14 May 2012

Viewing Journal: Week of Cannes prep

Between writing an extra Scenic Routes column (to run while I'm in France) and driving 2.5 hours each way to park my surviving cat at my mom's house, plus other assorted errands, I didn't have time this week to write stuff up properly. Here's an abbreviated rundown. No activity here for the next couple weeks, obviously; you can find my daily Cannes coverage over at the A.V. Club. (SPOILER: Everything's crap.)

  • Iron Man 2 (2010, Jon Favreau): 44. Looks like all the charm was origin-specific. Tony Stark's insouciance has curdled into smugness (not inherently a problem, but the movie thinks it's cute), and there's now inevitably much more of the Rock 'Em Sock 'Em Robots routine that made the first film's third act a bit of a trial. Also, are there just no halfway memorable or distinctive villains in the Iron Man annals? Rourke has nothing whatsoever to do here in a role that seems very Cold War-specific, forcing poor Sam Rockwell into doubling down on his generic corporate sleazeball...who hires a known terrorist to program drone weaponry and just trusts that it'll all work out. Like you do.

  • /Gremlins/ (1984, Joe Dante): 62. Despite giving Chuck Jones a cameo here, Dante really seems like more of a Bob Clampett guy at heart, which may explain why I've never quite embraced him. Here he's got a dynamite black-comedy premise (the one decent thing Chris Columbus ever gave the world—sorry Goonies fans) but gradually loses his grip on the blackness, turning the gremlins into harmless pop-culture clowns decked out in pimp shades and Flashdance leg warmers. All downhill from the marvelously disgusting, PG-13-inspiring spectacle of Frances Lee McCain dispatching several of the purely nasty ones via various kitchen utensils. Which presumably explains...

  • /Gremlins 2: The New Batch/ (1990, Joe Dante): 57. ...why I don't concur with most of my peers in finding the sequel superior. Which is not to say that it's not often funny, but I'm laughing almost exclusively at the Trump-bashing ("construction, sports, finance, and of course a popular line of jams and jellies") and Haviland Morris' knowingly goofy performance as the rapacious, chain-smoking Marla. (Doubly amazing when I realized she was also the ditz princess Caroline in Sixteen Candles, sporting a bad blonde wig.) Nary a chuckle at the talking brainiac gremlin or the buck-toothed Lenny gremlin or the sexy girl gremlin who wants to hump the security chief (paging Kevin James) or etc. Let's not even get into the electrified gremlin ex machina or Gizrambo. Hit and miss, but the puppets are all miss.

  • Thor (2011, Kenneth Branagh): 60. For one thing, it's gorgeous to look at—if there were an awards category for Best-Designed Imaginary Object, surely the Rainbow Bridge would win in a landslide (especially given how the source presented it).
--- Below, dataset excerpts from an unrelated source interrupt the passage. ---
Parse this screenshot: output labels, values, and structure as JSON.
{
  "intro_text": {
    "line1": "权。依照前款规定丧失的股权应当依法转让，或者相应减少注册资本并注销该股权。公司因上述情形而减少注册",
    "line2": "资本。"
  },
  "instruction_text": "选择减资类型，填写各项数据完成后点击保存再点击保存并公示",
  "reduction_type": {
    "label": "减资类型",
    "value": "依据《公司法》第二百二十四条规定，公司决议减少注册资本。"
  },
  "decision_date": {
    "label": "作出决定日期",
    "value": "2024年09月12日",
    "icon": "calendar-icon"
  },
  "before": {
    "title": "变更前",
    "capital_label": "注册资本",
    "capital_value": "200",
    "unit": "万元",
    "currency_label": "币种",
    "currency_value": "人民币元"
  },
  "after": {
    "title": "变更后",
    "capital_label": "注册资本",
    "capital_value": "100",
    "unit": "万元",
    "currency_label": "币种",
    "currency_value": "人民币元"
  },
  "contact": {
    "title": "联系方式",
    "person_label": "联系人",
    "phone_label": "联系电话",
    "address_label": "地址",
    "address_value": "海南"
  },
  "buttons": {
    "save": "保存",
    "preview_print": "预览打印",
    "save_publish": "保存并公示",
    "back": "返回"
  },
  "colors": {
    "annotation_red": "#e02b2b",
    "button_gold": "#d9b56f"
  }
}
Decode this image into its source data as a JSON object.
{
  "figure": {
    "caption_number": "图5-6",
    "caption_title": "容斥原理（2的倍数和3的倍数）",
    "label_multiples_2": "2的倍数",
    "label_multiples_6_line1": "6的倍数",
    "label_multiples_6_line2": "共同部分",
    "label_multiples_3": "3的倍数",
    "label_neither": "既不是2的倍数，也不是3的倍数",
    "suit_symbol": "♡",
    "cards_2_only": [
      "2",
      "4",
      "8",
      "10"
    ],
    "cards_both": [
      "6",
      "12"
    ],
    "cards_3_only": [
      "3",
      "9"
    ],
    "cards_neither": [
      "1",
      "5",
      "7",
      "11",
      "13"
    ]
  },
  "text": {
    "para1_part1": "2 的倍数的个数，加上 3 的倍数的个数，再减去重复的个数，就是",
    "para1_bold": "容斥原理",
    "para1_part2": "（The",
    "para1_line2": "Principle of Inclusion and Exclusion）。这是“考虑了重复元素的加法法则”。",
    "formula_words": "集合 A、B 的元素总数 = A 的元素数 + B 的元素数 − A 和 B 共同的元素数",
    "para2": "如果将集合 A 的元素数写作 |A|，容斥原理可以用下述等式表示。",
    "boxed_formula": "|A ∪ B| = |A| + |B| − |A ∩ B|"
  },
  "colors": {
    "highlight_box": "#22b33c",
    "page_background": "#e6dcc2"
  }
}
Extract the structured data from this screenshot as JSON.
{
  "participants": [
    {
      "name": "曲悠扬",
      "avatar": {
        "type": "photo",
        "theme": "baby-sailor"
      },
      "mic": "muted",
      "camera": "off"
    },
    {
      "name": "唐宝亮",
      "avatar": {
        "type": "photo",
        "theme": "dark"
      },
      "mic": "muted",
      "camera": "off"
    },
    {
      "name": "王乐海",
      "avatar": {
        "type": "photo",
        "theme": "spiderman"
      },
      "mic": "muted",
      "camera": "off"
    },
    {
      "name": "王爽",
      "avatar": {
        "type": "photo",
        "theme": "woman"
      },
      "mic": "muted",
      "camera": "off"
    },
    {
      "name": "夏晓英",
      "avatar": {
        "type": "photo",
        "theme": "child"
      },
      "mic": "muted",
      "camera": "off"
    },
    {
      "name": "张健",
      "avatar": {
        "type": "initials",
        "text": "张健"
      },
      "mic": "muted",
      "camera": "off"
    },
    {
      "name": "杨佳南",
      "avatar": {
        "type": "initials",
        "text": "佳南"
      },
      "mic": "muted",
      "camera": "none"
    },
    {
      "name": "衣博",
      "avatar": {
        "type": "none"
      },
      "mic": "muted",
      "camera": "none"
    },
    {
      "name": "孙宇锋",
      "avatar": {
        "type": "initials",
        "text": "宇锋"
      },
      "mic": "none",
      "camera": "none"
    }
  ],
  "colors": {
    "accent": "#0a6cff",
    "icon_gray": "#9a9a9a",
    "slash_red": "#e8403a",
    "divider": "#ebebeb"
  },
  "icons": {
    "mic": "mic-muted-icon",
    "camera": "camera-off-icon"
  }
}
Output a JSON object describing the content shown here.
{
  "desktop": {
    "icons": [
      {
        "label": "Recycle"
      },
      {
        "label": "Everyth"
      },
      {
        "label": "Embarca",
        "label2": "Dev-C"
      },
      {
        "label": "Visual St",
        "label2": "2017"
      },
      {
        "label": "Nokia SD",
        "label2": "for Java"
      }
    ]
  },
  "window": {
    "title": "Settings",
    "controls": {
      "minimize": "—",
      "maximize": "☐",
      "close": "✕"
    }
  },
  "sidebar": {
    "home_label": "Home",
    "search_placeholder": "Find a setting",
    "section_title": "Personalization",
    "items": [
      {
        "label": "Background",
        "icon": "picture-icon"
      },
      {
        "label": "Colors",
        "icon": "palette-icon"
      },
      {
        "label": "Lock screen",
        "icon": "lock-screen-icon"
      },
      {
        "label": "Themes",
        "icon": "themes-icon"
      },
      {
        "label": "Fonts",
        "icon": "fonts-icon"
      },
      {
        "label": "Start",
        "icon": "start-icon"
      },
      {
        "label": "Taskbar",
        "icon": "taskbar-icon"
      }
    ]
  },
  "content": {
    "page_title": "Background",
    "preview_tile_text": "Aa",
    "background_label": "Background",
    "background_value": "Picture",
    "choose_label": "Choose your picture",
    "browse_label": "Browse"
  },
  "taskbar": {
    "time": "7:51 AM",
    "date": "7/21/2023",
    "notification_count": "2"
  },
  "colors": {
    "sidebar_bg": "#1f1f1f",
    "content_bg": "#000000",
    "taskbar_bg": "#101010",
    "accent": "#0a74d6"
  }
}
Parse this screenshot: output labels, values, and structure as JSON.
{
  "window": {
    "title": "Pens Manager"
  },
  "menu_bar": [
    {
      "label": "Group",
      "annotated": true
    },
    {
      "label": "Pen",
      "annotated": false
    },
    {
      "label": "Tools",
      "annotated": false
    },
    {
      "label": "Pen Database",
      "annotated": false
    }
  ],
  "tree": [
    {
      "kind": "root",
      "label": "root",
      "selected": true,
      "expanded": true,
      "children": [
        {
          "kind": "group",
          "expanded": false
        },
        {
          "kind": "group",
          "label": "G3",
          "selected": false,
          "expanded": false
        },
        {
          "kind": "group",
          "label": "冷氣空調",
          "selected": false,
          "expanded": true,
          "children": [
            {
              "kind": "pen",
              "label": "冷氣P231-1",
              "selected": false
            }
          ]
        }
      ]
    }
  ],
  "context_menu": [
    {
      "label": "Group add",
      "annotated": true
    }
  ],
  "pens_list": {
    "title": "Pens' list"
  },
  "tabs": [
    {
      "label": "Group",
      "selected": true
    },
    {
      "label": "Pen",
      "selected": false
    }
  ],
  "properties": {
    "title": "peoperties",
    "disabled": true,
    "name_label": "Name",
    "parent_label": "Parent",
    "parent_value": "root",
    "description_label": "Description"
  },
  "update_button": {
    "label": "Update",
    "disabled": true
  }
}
But Hemsworth won me over, too, giving good god-galoot, and Branagh deftly navigates the tonal shift between Asgard's mock-Shakespearean solemnity and Earth's laid-back frivolity. Admittedly there isn't much of a story here, but I actually prefer that to the excess of plot in Captain America; Thor doesn't pretend to be doing much more than getting the title character into position for The Avengers, and its essential modesty is appealing. Didn't really need Academy Award® Winner Natalie Portman for the pro forma love interest, though.

  • /Hate/ (1995, Mathieu Kassovitz): 79. Because Kassovitz has done nothing worthwhile since, I was prepared to wonder what the hell I was thinking back then. Instead, I'm wondering what the hell happened, because he fully deserved his Best Director prize at Cannes. If only a tiny fraction of the handheld, slice-of-urban-life indies I endure every year were half as formally accomplished as this freewheeling powder keg. Performances feel credibly spontaneous without ever becoming mired in improvisational awkwardness, and the loose-limbed, episodic structure keeps defusing urgency to invigorating effect. Only the Chekhovian gun and inevitable violent ending disappoint. One-hit wonder.

    (I also started watching, but did not finish, a couple of films screening at Cannes, one of which has been to my mind inexplicably acclaimed at two other festivals already. But I agreed not to write about those until after they screen.)